9 reasons why Airbnb's upcoming IPO is the right ticket
By Matein Khalid: Chief Investment Officer and Partner at Asas Capital
I have been a fan of Airbnb as a winner pre-IPO unicorn for at least the past four years, even though my wife’s fear of axe-murderers and peephole pervs prevents me from sampling its vast offerings. The Uber IPO was a spectacular failure, as the shares fell 18% below the $45 IPO offer price before clawing back painful losses on a short covering bid. I am convinced Airbnb IPO will be a spectacular winner. Why?
One, Airbnb has built the world’s ultimate home sharing and travel experience brand in the past decade. Airbnb boasts six million listings, 150 million engaged users, a global footprint, the potential to double its existing 20% EBITDA margins, its vast client engagement and ultimate asset light hospitality brand make me go gaga over this unique E-commerce platform.
Two, Airbnb’s recent acquisition of last-minute hotel room vendor Hotel Finder in a $450 million stock/cash deal implies a private market valuation of $35 billion. This is only $3 billion above its last private market financing round in March 2017. In late 2016, insiders sold Airbnb shares in private exchanges at $28 billion. The conclusion is unmistakable. Airbnb is now more expensively valued on Wall Street than either Expedia or Hilton.
Three, the Valley grapevine suggests there will be no Airbnb IPO in 2019. This is just as well since I envisage a glut of unicorn IPO’s that will slaughter investors in the NASDAQ/NYSE aftermarket. Unlike Uber or Lyft, Airbnb is EBITDA adjusted profitable since its last funding round in March 2017.
Four, the revenue run rate is at least $6 billion at current levels. There are even rumours that Airbnb does not need new capital and will only do a direct listing on the New York Stock Exchange, albeit at a valuation north of $40 billion. If Airbnb is serious about entering the airline business (why enter a cutthroat Darwinian business that always ends in tears, as the fate of Sir Freddie Laker, PanAm, TWA, Sabena, Swissair, Jet Airways, Al Italia, Air Berlin etc. attests), an IPO becomes certain in 2020.
Five, I never allow my love for a company’s products to make me fall in love with its stock price – though Chipotle Mexican Grill is a definite exception. Unlike, Uber, I doubt if Airbnb will allow its investment bankers to pitch a greed-crazed IPO valuation. Airbnb has won the Gorilla Game on a global scale and will be the hottest IPO from Silicon Valley in my view. That much, at least, is certain.
Six, Airbnb’s business model is infinitely less risky, more profitable and more scalable than Uber or Lyft. Why? A car ride is a utility, a dream holiday is a unique human experience.
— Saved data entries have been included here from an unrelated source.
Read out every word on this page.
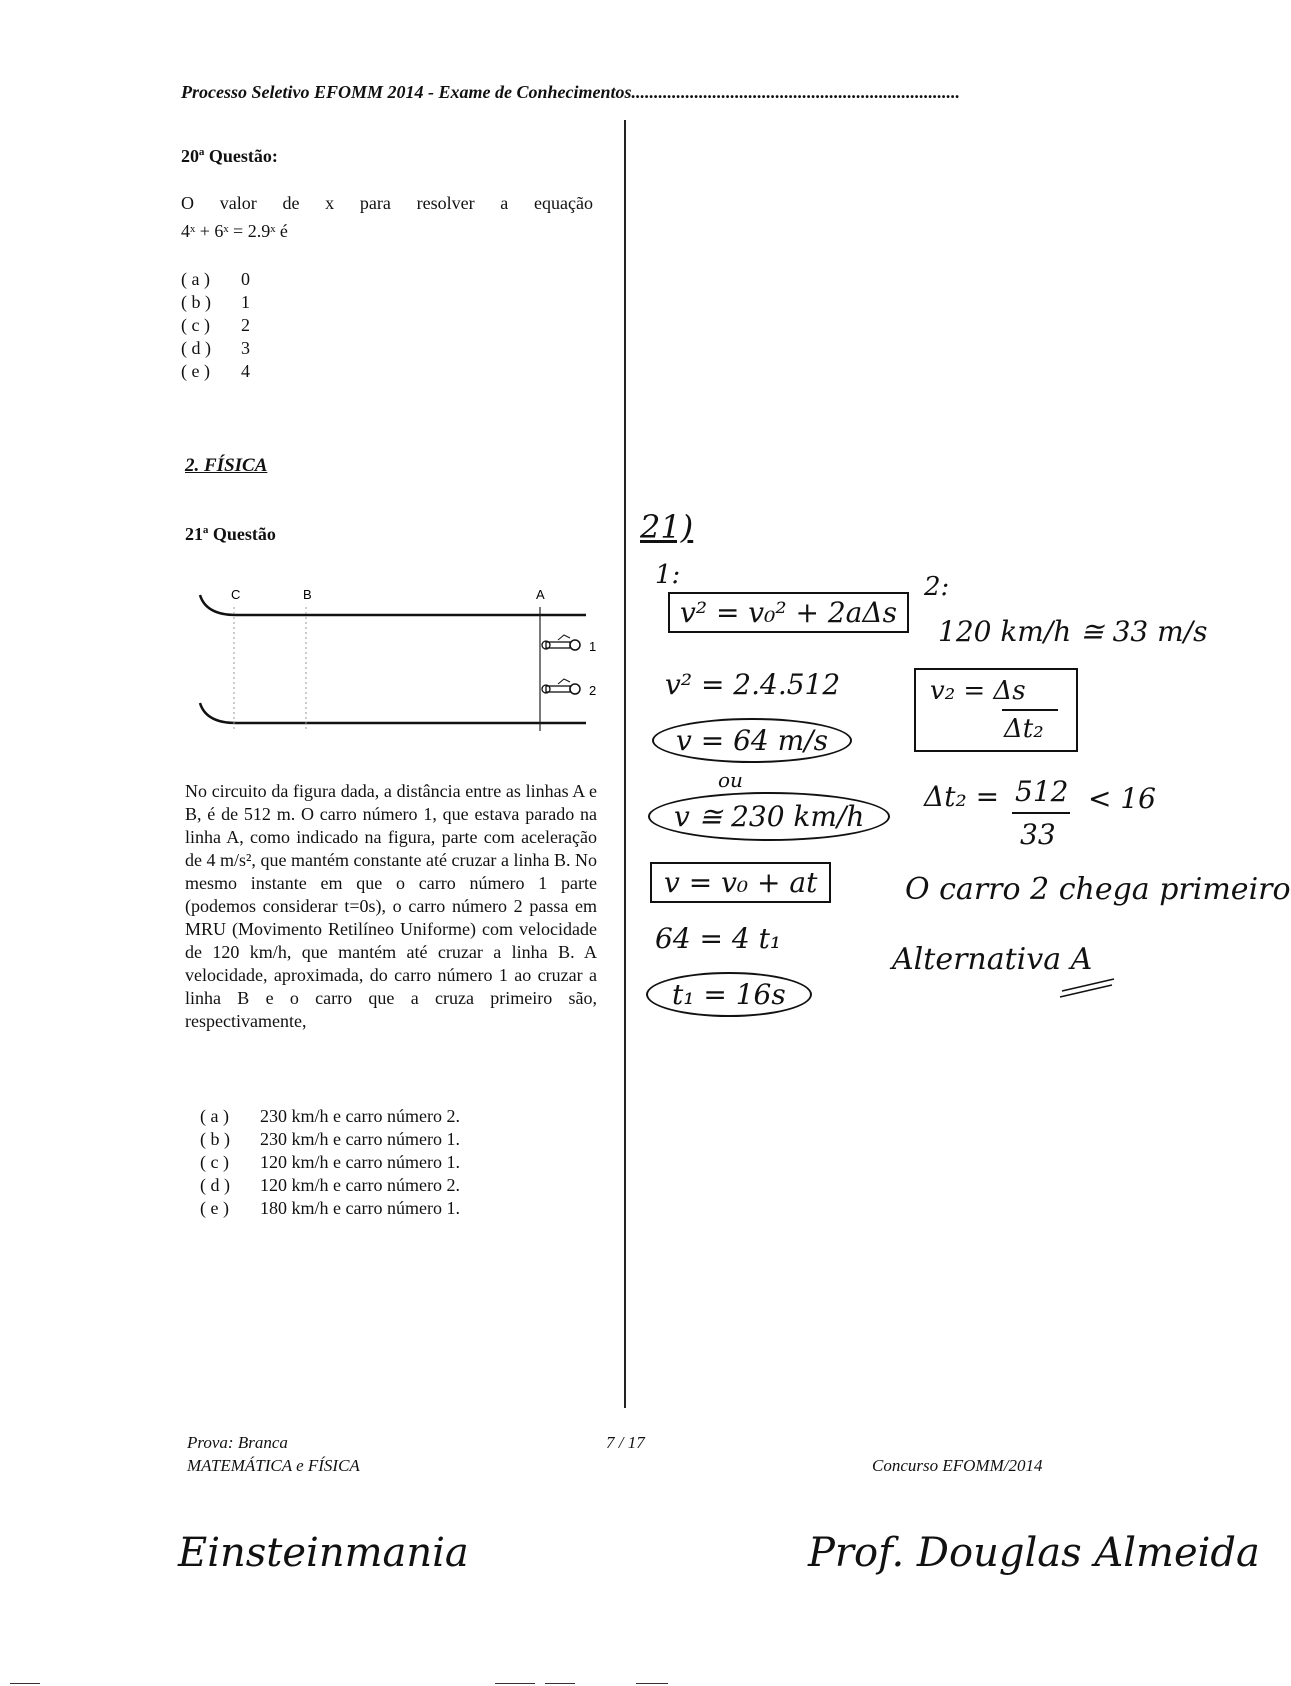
Processo Seletivo EFOMM 2014 - Exame de Conhecimentos.........................................................................
20ª Questão:
O valor de x para resolver a equação
4ˣ + 6ˣ = 2.9ˣ é
( a ) 0
( b ) 1
( c ) 2
( d ) 3
( e ) 4
2. FÍSICA
21ª Questão
C	B	A
1
2
No circuito da figura dada, a distância entre as linhas A e B, é de 512 m. O carro número 1, que estava parado na linha A, como indicado na figura, parte com aceleração de 4 m/s², que mantém constante até cruzar a linha B. No mesmo instante em que o carro número 1 parte (podemos considerar t=0s), o carro número 2 passa em MRU (Movimento Retilíneo Uniforme) com velocidade de 120 km/h, que mantém até cruzar a linha B. A velocidade, aproximada, do carro número 1 ao cruzar a linha B e o carro que a cruza primeiro são, respectivamente,
( a ) 230 km/h e carro número 2.
( b ) 230 km/h e carro número 1.
( c ) 120 km/h e carro número 1.
( d ) 120 km/h e carro número 2.
( e ) 180 km/h e carro número 1.
21)
1:
v² = v₀² + 2aΔs
v² = 2.4.512
v = 64 m/s
ou
v ≅ 230 km/h
v = v₀ + at
64 = 4 t₁
t₁ = 16s
2:
120 km/h ≅ 33 m/s
v₂ = Δs
Δt₂
Δt₂ = 512
33
< 16
O carro 2 chega primeiro
Alternativa A
Prova: Branca
MATEMÁTICA e FÍSICA
7 / 17
Concurso EFOMM/2014
Einsteinmania	Prof. Douglas Almeida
Airbnb can offer a French chateau or a Caribbean island break for the well-heeled cognoscenti – or a treehouse, motor yacht or Irish horse breeding farm as a destination. Uber’s offering is more utilitarian, even a pain. Who rents an Uber Bugatti or Lambo? Who looks forward to an Uber ride amid a Dubai or London traffic jam as a unique human experience? Oh please!
Seven, most Uber drivers net well below $15 an hour, below minimum wage in the West. This means a political/populist backlash for higher driver wages is inevitable in the big megacities where Uber gross bookings are most concentrated and where the labour market is white hot – New York, LA, San Fran, London, Sao Paulo, Paris. Uber’s margins and cash flow will be eroded over time by driver demands for higher wages and so will its stock price.
The situation in Airbnb could not be more different. Hosts keep 85% of a paying client’s revenue. After initial host due diligence, Airbnb can largely digitize interactions with clients to an extent unthinkable with Uber.
Eight, automobiles depreciate steeply over time, houses generally appreciate over time. Airbnb’s business model has far more pricing power than Uber, which also bears higher fuel cost and insurance premium and maintenance costs for vehicles as a percentage of revenues. Waymo, Apple and Tesla are the real McCoy in driverless cars, not Uber. Uber faces a future of technological innovation that it cannot possibly win – unlike Airbnb, which owns the future.
Nine, Uber has a toxic, adversarial culture and unstable management policies. Co-founder Travis Kalanick was sacked by the board for a sexist culture in 2017. Yet Dara Khosrowshahi has also just sacked his own handpicked chief operating officer ($47 million pay) the highest paid executive at Uber, also accused of insulting women and minorities. He also sacked Uber’s chief marketing executive, an ex-Coca Cola star. Constant instability in the C-suite is the sign of a business gone badly wrong, especially given the mismanagement of the Uber IPO. The Airbnb culture and management track record could not be more different. So, I remain and Airbnb bull and an Uber bear. Note, Beyond Meat’s $45 plunge in a single trading session on Tuesday – now that was a money-making fiesta. Thank you, J.P. Morgan!